What is Biotechnology?

Plant biotechnology has been ongoing as long as farmers and plant breeders have tried to create crops with more desirable characteristics, such as plants that are taller or shorter, or more resistant to adverse growing conditions. Originally, they created new plants by cross-breeding. Cross-breeding shuffles the plant’s genes and results in variation, but it is unpredictable. In contrast, today’s genetic modification techniques define the desired characteristic and insert a gene that expresses it to improve the plant.

Advances in molecular biology in the 1970s made it possible to identify the specific gene responsible for a trait, isolate that gene, and transfer it from any type of organism to plant cells. Instead of making tens of thousands of genetic changes, genetic modification inserts a gene with a known single beneficial trait into the plant. Scientists know what the protein specified by the gene does, so it is a more targeted change with less unintentional disruption to the plant’s other genes. Plant breeders embraced genetic modification because it offered precision and a quicker way of obtaining a desired trait in a plant.

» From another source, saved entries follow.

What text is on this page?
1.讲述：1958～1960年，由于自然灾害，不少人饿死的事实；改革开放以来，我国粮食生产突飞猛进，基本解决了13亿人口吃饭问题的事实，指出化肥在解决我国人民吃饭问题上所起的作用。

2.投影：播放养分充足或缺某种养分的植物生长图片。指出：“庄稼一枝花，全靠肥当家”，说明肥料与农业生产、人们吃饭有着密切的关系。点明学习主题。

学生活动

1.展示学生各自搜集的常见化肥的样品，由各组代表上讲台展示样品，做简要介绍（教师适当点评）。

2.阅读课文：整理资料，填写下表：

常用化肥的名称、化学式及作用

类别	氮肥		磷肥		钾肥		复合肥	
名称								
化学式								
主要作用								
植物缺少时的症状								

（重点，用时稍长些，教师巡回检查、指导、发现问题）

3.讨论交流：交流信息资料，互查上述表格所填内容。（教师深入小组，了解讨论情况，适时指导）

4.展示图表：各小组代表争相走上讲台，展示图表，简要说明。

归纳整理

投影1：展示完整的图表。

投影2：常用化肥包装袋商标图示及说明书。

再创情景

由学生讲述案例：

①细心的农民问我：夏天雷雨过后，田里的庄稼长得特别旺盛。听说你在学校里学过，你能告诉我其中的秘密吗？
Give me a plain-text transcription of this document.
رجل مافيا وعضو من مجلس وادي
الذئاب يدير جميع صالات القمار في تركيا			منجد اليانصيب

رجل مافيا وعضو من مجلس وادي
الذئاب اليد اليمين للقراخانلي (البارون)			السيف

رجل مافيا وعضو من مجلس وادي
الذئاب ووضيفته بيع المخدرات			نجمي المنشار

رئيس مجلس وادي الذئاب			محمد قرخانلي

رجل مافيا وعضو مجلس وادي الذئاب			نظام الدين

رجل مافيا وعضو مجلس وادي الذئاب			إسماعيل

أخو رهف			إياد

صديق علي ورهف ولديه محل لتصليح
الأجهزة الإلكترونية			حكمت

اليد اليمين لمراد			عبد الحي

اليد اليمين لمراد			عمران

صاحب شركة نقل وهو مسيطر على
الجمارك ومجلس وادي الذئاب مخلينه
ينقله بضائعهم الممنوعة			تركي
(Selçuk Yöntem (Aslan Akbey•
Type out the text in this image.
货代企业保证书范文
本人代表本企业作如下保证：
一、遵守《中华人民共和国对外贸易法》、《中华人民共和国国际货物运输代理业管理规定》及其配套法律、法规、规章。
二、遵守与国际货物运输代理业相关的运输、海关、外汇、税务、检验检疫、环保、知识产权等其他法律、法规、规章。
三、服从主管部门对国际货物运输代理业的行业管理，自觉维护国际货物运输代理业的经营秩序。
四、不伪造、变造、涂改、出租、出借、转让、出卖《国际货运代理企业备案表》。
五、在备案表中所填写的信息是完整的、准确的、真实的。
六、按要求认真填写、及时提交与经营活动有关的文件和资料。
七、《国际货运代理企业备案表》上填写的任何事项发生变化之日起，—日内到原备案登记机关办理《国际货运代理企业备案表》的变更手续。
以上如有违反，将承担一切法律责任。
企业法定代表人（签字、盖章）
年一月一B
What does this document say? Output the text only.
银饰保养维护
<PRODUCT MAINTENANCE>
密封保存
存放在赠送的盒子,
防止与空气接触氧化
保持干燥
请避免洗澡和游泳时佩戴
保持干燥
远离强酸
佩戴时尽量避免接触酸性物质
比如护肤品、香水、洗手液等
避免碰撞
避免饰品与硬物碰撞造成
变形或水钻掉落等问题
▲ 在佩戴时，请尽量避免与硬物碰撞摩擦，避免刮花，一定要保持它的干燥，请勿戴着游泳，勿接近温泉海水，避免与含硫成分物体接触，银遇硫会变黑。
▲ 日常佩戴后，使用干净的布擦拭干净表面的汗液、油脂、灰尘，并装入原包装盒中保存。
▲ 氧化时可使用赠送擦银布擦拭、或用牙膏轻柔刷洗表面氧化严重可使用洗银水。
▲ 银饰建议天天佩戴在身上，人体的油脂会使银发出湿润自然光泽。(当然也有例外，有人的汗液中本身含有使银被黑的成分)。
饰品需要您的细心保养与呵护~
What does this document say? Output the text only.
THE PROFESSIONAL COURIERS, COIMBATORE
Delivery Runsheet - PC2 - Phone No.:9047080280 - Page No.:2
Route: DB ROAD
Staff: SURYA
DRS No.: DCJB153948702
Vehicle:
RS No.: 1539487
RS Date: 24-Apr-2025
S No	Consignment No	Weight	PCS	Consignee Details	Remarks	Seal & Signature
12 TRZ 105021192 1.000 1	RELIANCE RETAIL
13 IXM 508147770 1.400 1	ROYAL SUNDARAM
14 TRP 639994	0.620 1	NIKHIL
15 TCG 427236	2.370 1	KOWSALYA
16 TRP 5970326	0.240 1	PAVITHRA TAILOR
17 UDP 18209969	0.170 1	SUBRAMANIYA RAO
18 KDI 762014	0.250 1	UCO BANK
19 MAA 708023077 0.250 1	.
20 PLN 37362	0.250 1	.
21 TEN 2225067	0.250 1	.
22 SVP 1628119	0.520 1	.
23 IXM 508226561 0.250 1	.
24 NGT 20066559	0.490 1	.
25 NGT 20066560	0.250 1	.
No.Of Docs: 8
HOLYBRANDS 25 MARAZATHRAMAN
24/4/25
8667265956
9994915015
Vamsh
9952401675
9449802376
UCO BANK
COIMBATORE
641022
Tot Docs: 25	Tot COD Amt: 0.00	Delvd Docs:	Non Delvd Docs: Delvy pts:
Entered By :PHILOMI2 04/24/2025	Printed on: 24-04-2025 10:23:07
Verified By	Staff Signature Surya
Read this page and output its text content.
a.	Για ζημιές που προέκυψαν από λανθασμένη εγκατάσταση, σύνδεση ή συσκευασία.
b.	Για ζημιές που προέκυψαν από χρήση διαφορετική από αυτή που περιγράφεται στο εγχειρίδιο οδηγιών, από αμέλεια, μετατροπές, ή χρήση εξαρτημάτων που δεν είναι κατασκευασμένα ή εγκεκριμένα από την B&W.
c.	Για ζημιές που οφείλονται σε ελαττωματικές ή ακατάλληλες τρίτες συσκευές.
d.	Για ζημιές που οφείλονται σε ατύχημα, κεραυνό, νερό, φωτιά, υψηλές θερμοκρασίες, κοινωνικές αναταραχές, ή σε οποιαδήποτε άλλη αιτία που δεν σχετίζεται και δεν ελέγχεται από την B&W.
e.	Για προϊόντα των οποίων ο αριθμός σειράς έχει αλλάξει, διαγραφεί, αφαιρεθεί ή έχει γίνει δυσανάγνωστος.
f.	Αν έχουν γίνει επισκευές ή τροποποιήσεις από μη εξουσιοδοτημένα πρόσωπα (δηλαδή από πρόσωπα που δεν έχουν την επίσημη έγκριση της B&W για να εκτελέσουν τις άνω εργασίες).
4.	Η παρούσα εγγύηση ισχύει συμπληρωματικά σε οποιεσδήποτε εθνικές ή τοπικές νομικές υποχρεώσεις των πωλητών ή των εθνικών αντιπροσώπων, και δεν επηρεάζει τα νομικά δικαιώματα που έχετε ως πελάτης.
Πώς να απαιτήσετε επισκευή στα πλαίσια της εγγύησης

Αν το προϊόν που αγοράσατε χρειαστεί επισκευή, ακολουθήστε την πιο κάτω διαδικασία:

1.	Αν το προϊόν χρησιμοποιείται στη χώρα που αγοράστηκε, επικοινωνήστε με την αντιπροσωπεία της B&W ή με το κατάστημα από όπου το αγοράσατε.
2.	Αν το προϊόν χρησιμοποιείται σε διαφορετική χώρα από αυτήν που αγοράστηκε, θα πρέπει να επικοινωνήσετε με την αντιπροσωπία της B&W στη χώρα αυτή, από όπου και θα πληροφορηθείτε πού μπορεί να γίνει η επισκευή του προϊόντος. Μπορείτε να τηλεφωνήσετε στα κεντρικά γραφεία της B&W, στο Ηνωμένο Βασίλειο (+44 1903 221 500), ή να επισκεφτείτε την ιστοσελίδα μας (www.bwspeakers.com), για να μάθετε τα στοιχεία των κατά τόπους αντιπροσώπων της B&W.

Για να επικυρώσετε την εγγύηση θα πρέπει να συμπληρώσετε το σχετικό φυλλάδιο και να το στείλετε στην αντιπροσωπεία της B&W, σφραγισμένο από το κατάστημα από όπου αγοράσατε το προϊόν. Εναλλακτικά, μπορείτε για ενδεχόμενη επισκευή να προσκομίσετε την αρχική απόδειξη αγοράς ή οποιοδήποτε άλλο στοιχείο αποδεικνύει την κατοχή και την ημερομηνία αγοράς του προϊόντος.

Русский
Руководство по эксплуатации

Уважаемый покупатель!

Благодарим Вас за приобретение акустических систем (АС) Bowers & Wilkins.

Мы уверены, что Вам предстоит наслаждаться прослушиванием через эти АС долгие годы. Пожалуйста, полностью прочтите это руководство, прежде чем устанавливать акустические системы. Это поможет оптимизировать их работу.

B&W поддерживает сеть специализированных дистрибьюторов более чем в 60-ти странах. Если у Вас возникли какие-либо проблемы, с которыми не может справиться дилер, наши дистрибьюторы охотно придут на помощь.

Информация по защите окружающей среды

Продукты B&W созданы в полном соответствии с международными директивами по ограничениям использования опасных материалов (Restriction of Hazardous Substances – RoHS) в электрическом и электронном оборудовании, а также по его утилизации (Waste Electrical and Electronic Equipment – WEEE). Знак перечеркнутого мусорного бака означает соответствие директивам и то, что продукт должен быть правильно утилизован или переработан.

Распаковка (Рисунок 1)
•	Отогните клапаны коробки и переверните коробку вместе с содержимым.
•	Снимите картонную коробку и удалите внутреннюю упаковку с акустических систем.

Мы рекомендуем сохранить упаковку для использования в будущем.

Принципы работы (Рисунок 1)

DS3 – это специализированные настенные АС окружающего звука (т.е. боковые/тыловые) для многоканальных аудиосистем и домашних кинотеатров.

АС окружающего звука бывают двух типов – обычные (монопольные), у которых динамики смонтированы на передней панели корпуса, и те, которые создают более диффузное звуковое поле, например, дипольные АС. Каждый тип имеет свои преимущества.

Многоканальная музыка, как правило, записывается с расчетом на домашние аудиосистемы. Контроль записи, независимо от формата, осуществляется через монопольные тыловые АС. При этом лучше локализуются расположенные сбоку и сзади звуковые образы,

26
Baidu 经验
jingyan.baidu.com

The United Nations defines biotechnology as "any technological application that uses biological systems, living organisms, or derivatives thereof, to make or modify products or processes for specific use." Biotechnology draws on the pure biological sciences (genetics, microbiology, molecular biology, biochemistry, embryology, cell biology) and in many instances is also dependent on knowledge and methods from outside the sphere of biology (chemical engineering, bioprocess engineering, information technology, biorobotics, and others).